Have you read Steve Jobs by Walter Isaacson?
If you enjoyed that, you’ll enjoy this one too. In many ways, this feels like a continuation of that story. Steve Jobs told the origin story—this one picks up from there.
The fascinating part is that Tripp Mickle was able to craft a narrative as compelling as Isaacson’s. And that’s saying something. I rate Isaacson highly, so the fact that Tripp reached that level is remarkable.
When Jobs died, he left behind more than a company—he left behind a cultural powerhouse. Apple wasn’t just making products; it was shaping the culture. Jobs had become the face of the company. He took the spotlight, the credit, the pressure. So when he passed away, many people doubted Apple could survive. They assumed it would collapse without him.
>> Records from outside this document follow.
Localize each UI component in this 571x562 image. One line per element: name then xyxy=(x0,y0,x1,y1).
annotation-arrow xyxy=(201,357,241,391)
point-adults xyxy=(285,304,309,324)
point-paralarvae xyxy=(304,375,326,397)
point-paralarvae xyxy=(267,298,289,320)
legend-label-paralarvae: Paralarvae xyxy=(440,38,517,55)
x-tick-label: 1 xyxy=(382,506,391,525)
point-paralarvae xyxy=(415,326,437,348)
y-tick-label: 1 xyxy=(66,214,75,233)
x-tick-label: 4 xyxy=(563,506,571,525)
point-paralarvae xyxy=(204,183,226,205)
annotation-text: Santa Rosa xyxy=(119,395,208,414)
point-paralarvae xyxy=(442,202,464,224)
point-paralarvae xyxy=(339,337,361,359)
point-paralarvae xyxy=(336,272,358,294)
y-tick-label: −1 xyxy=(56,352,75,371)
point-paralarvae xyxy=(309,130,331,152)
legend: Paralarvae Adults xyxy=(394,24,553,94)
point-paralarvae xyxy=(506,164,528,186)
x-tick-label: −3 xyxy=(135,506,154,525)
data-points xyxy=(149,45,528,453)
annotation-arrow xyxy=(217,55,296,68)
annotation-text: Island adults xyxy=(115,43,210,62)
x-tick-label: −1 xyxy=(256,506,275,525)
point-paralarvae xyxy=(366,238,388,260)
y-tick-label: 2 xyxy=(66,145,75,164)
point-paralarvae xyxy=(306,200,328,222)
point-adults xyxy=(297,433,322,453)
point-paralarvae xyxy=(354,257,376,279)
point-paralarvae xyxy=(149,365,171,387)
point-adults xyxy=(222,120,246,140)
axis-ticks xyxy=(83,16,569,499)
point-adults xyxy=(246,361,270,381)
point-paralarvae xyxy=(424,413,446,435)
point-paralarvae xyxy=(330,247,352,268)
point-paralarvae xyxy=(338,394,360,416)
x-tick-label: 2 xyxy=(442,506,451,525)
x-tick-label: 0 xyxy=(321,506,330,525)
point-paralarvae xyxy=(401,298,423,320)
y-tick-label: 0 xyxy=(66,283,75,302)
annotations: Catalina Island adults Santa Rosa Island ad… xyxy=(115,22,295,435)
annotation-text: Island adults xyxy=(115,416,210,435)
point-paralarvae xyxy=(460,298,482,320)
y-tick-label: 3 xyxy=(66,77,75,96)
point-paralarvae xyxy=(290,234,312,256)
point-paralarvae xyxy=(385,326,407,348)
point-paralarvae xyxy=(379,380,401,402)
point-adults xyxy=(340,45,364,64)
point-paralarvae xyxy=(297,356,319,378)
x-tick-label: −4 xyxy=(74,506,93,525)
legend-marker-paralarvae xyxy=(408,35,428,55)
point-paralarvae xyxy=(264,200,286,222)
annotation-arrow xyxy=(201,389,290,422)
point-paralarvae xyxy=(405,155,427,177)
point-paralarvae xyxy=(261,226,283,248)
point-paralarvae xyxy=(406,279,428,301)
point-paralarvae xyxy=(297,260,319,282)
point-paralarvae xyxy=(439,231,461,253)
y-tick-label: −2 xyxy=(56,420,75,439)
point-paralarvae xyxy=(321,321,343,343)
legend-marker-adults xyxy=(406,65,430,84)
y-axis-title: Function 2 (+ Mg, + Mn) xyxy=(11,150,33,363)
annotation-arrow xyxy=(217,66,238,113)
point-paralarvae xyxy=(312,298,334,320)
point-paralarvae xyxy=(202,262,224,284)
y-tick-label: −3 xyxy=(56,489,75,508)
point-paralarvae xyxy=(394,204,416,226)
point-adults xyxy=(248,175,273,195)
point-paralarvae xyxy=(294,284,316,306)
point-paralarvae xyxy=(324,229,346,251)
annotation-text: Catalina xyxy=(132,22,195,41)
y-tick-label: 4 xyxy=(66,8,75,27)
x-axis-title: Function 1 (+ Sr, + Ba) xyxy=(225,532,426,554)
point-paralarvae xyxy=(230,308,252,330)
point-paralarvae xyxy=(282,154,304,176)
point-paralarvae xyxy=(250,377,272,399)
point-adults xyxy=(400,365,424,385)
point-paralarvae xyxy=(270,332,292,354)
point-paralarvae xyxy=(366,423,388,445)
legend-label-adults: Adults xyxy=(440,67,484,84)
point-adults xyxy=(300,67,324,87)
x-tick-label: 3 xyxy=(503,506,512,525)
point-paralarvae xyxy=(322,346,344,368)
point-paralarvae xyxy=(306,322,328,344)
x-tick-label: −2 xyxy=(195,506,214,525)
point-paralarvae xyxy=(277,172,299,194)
They were wrong. Beautifully wrong.
Before his death, Jobs handpicked his successor: Tim Cook. A supply chain and operations genius—no flair for design or technology like Jobs. To many, it was a strange choice. Jobs had marketed Apple as a tech-forward, design-first company. Now a logistics guy was in charge?
But Jobs gave Cook one key instruction: don’t try to be me. Lead Apple your own way. That was the best advice he could have given.
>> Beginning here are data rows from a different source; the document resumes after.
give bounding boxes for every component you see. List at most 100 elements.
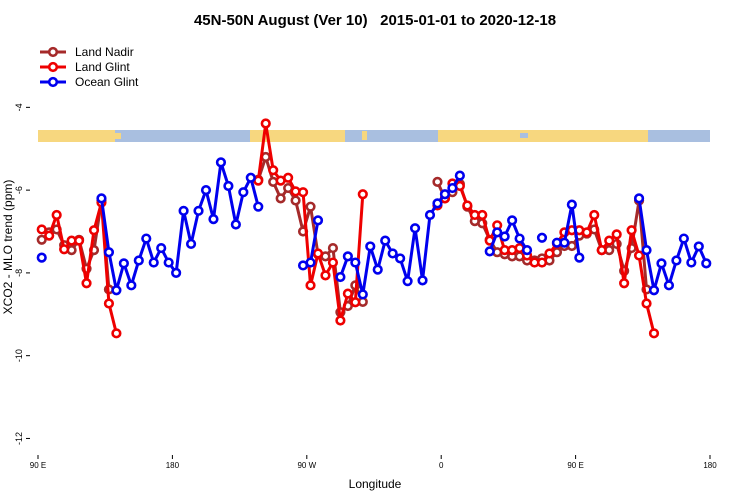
data-point: [283, 172, 294, 183]
data-point: [342, 288, 353, 299]
legend-label: Ocean Glint: [75, 75, 139, 89]
data-point: [395, 253, 406, 264]
data-point: [663, 280, 675, 291]
data-point: [432, 198, 443, 209]
data-point: [402, 276, 413, 287]
data-point: [103, 247, 115, 258]
legend-label: Land Nadir: [75, 45, 134, 59]
data-point: [432, 176, 443, 187]
data-point: [357, 289, 368, 300]
data-point: [626, 225, 637, 236]
data-point: [305, 280, 316, 291]
data-point: [238, 187, 249, 198]
data-point: [357, 189, 368, 200]
data-point: [178, 205, 189, 216]
data-point: [619, 278, 630, 289]
data-point: [671, 255, 682, 266]
data-point: [350, 257, 361, 268]
data-point: [342, 251, 353, 262]
data-point: [268, 165, 279, 176]
data-point: [141, 233, 152, 244]
data-point: [215, 157, 227, 168]
data-point: [521, 245, 533, 256]
data-point: [253, 201, 264, 212]
data-point: [312, 248, 324, 259]
data-point: [171, 267, 182, 279]
data-point: [417, 275, 428, 286]
data-point: [514, 233, 525, 244]
data-point: [447, 182, 458, 194]
data-point: [275, 193, 286, 204]
data-point: [581, 227, 592, 238]
data-point: [133, 255, 144, 266]
data-point: [350, 297, 361, 308]
data-point: [305, 257, 316, 268]
data-point: [574, 252, 585, 263]
data-point: [648, 285, 660, 296]
data-point: [156, 242, 167, 254]
data-point: [656, 258, 667, 269]
data-point: [163, 257, 174, 268]
y-tick-label: -12: [14, 432, 24, 445]
data-point: [641, 298, 652, 309]
data-point: [633, 193, 645, 204]
data-point: [454, 170, 465, 181]
legend-marker: [47, 76, 59, 88]
data-point: [641, 245, 652, 256]
y-tick-label: -6: [14, 186, 24, 194]
data-point: [589, 209, 600, 221]
x-tick-label: 180: [703, 461, 717, 470]
data-point: [96, 193, 107, 204]
data-point: [559, 237, 570, 248]
data-point: [335, 271, 346, 283]
data-point: [290, 195, 301, 206]
data-point: [544, 248, 555, 259]
data-point: [200, 185, 212, 196]
data-point: [409, 223, 421, 234]
data-point: [536, 257, 548, 268]
y-axis-label: XCO2 - MLO trend (ppm): [1, 180, 15, 315]
data-point: [701, 258, 712, 269]
y-tick-label: -10: [14, 349, 24, 362]
data-point: [477, 209, 488, 221]
data-point: [327, 242, 339, 254]
data-point: [499, 231, 510, 242]
data-point: [36, 224, 47, 235]
data-point: [335, 315, 346, 326]
data-point: [327, 257, 339, 268]
data-point: [81, 278, 92, 289]
data-point: [148, 257, 159, 268]
legend-label: Land Glint: [75, 60, 130, 74]
data-point: [596, 245, 607, 256]
legend-marker: [47, 61, 59, 73]
x-tick-label: 90 E: [567, 461, 583, 470]
data-point: [648, 328, 660, 339]
data-point: [73, 235, 85, 246]
data-point: [297, 187, 309, 198]
data-point: [260, 118, 271, 129]
data-point: [126, 280, 137, 291]
data-point: [424, 209, 436, 221]
data-point: [462, 200, 473, 211]
data-point: [566, 199, 577, 210]
data-point: [103, 298, 115, 309]
data-point: [36, 252, 47, 263]
data-point: [380, 235, 391, 246]
data-point: [59, 244, 70, 255]
data-point: [439, 189, 451, 200]
data-point: [604, 235, 615, 246]
data-point: [312, 215, 324, 226]
x-axis-label: Longitude: [349, 477, 402, 491]
data-point: [193, 205, 204, 216]
legend-marker: [47, 46, 59, 58]
map-strip: [38, 130, 710, 142]
data-point: [536, 232, 548, 243]
data-point: [118, 258, 129, 269]
x-tick-label: 180: [166, 461, 180, 470]
data-point: [484, 246, 495, 257]
chart-title: 45N-50N August (Ver 10) 2015-01-01 to 20…: [194, 12, 556, 29]
data-point: [305, 201, 316, 212]
data-point: [44, 230, 55, 241]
In the early days, the shadow of Steve Jobs loomed large. Inside Apple, the question was often, “What would Steve do?” But Tim Cook started asking a better question: “What’s the best decision?”
And he kept going.
Quietly, steadily, and deliberately, he began building Apple in his own image. And did it work?
Yes. Yes. Yes, it did.
When Steve Jobs passed, Apple was worth $377.5 billion. Today, it’s valued at $2.97 trillion—the first company in history to hit a trillion, and now nearly eight times what it was. Net income grew from $25.9 billion in 2015 to $93.7 billion today.
Back then, Apple was mainly a hardware company. Today, it’s also a software and services giant. The transformation is astonishing.
Would Steve Jobs be proud of Apple today? That’s the wrong question. Since all humans are mortal, the better question is this: was it good that Apple survived Jobs?
Absolutely. That survival was one of his greatest fears. And the company didn’t just survive—it thrived.
This book tells that story—the evolution, the survival, the transformation. And through it, you can’t help but respect Tim Cook. He’s earned his stripes. Better yet, he’s done it quietly, humbly, and always giving credit to his team—unlike Jobs, who soaked up the spotlight.
Another key figure in the story is Jony Ive, the visionary designer who worked closely with Jobs to develop Apple’s most iconic products. Eventually, he left. It was inevitable. But the relationship he had with Jobs was something truly special, and this book helps you appreciate that.
As for the book title—ignore the subtitle (“...Losing Its Soul”). That’s just marketing. The book itself is fair, balanced, and deeply insightful.
As I read, I found myself getting ideas for changes to make in our own business. That’s what a good book does to you—it sparks something.
So, if you’ve read Steve Jobs by Walter Isaacson, don’t stop there.
Read this one too.
It seems to me that Isaacson's and Tripp's books discussed here are must-reads for anyone who wants to build a business, a company, or an empire that outlives the founder and thrives! Thank you for such an instructive review.